Berit palsu ini juga kerap memanipulasi fakta yang sebenarnya dan ditulis oleh media yang tidak kredibel. Jika kita sudah bisa mengenali mana berta palsu mana yang benar. Maka yang perlu dilakukan terkait penyebaran berita palsu atau hoaks adalah jangan mudah terprovokasi dengan judul berita (bandingkan judul berita dan isi).
Bisa juga dengan melakukan konfirmasi ke berbagai tempat atau beberapa orang yang kompeten serta paham konteksnya dan biasakan untuk saring sebelum sharing. Yang juga harus diingat juga adalah jangan mudah percaya dengan gambar atau video yang muncul di internet.
“Perhatikan elemen berita (pemberitahuan mengandung unsur-unsur jurnalistik 5W 1H). Cek di internet dengan media cetak lain (sumber media-media mainstream atau media yang terverifikasi oleh dewan pers. Verifikasi data berita juga penting dan yang terakhir adalah sering-seringlah membaca,” katanya.
Webinar Literasi Digital untuk wilayah Kabupaten Belu, Nusa Tenggara Timur merupakan bagian dari sosialisasi Gerakan Nasional Literasi Digital 2021 yang diselenggarakan oleh Kementerian Komunikasi dan Informatika bekerja sama dengan Siberkreasi. Di webinar kali ini hadir pula nara sumber lainnya yaitu Fadly Arihsan, Sr Security Enginerr MAXPLUS, Driana Rini, Blogger dan Marzika Juwita sebagai Key Opinion Leader.
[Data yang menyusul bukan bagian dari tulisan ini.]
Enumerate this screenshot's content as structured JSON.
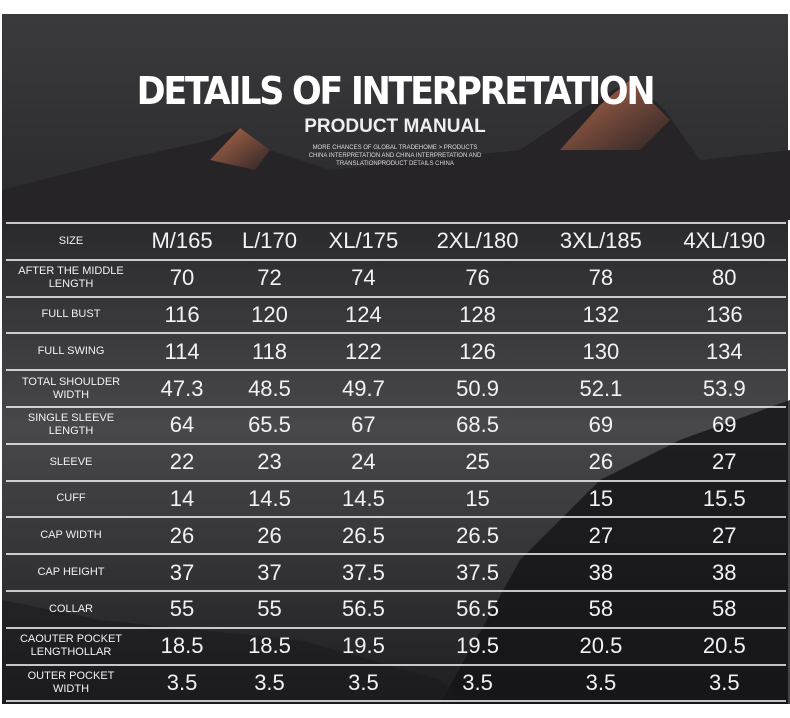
{
  "header": {
    "title": "DETAILS OF INTERPRETATION",
    "subtitle": "PRODUCT MANUAL",
    "small_text": [
      "MORE CHANCES OF GLOBAL TRADEHOME > PRODUCTS",
      "CHINA INTERPRETATION AND CHINA INTERPRETATION AND",
      "TRANSLATIONPRODUCT DETAILS CHINA"
    ]
  },
  "table": {
    "columns": [
      "SIZE",
      "M/165",
      "L/170",
      "XL/175",
      "2XL/180",
      "3XL/185",
      "4XL/190"
    ],
    "rows": [
      [
        "AFTER THE MIDDLE LENGTH",
        70,
        72,
        74,
        76,
        78,
        80
      ],
      [
        "FULL BUST",
        116,
        120,
        124,
        128,
        132,
        136
      ],
      [
        "FULL SWING",
        114,
        118,
        122,
        126,
        130,
        134
      ],
      [
        "TOTAL SHOULDER WIDTH",
        47.3,
        48.5,
        49.7,
        50.9,
        52.1,
        53.9
      ],
      [
        "SINGLE SLEEVE LENGTH",
        64,
        65.5,
        67,
        68.5,
        69,
        69
      ],
      [
        "SLEEVE",
        22,
        23,
        24,
        25,
        26,
        27
      ],
      [
        "CUFF",
        14,
        14.5,
        14.5,
        15,
        15,
        15.5
      ],
      [
        "CAP WIDTH",
        26,
        26,
        26.5,
        26.5,
        27,
        27
      ],
      [
        "CAP HEIGHT",
        37,
        37,
        37.5,
        37.5,
        38,
        38
      ],
      [
        "COLLAR",
        55,
        55,
        56.5,
        56.5,
        58,
        58
      ],
      [
        "CAOUTER POCKET LENGTHOLLAR",
        18.5,
        18.5,
        19.5,
        19.5,
        20.5,
        20.5
      ],
      [
        "OUTER POCKET WIDTH",
        3.5,
        3.5,
        3.5,
        3.5,
        3.5,
        3.5
      ]
    ]
  }
}
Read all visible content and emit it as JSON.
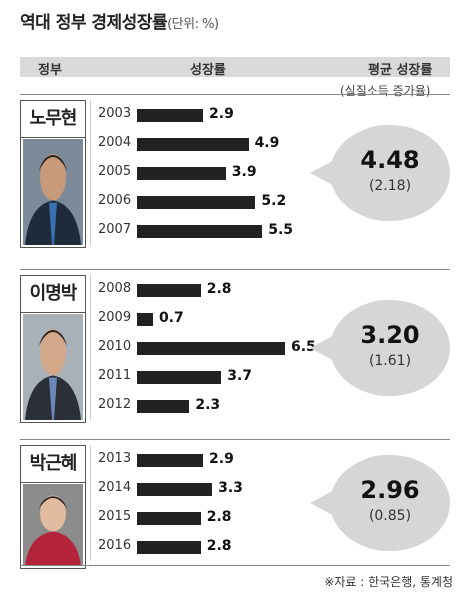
{
  "title": "역대 정부 경제성장률",
  "unit": "(단위: %)",
  "headers": {
    "government": "정부",
    "growth": "성장률",
    "average": "평균 성장률",
    "average_sub": "(실질소득 증가율)"
  },
  "footer": "※자료 : 한국은행, 통계청",
  "chart_data": {
    "type": "bar",
    "orientation": "horizontal",
    "xlim": [
      0,
      6.5
    ],
    "groups": [
      {
        "government": "노무현",
        "years": [
          "2003",
          "2004",
          "2005",
          "2006",
          "2007"
        ],
        "values": [
          2.9,
          4.9,
          3.9,
          5.2,
          5.5
        ],
        "labels": [
          "2.9",
          "4.9",
          "3.9",
          "5.2",
          "5.5"
        ],
        "average": "4.48",
        "income_growth": "(2.18)"
      },
      {
        "government": "이명박",
        "years": [
          "2008",
          "2009",
          "2010",
          "2011",
          "2012"
        ],
        "values": [
          2.8,
          0.7,
          6.5,
          3.7,
          2.3
        ],
        "labels": [
          "2.8",
          "0.7",
          "6.5",
          "3.7",
          "2.3"
        ],
        "average": "3.20",
        "income_growth": "(1.61)"
      },
      {
        "government": "박근혜",
        "years": [
          "2013",
          "2014",
          "2015",
          "2016"
        ],
        "values": [
          2.9,
          3.3,
          2.8,
          2.8
        ],
        "labels": [
          "2.9",
          "3.3",
          "2.8",
          "2.8"
        ],
        "average": "2.96",
        "income_growth": "(0.85)"
      }
    ]
  }
}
Kegiatan ini merupakan bagian dari program Literasi Digital di 34 provinsi dan 514 kabupaten dengan 4 pilar utama. Di antaranya Budaya Bermedia Digital (Digital Culture), Aman Bermedia (Digital Safety), Etis Bermedia Digital (Digital Ethics), dan Cakap Bermedia Digital (Digital Skills) untuk membuat masyarakat Indonesia semakin cakap digital.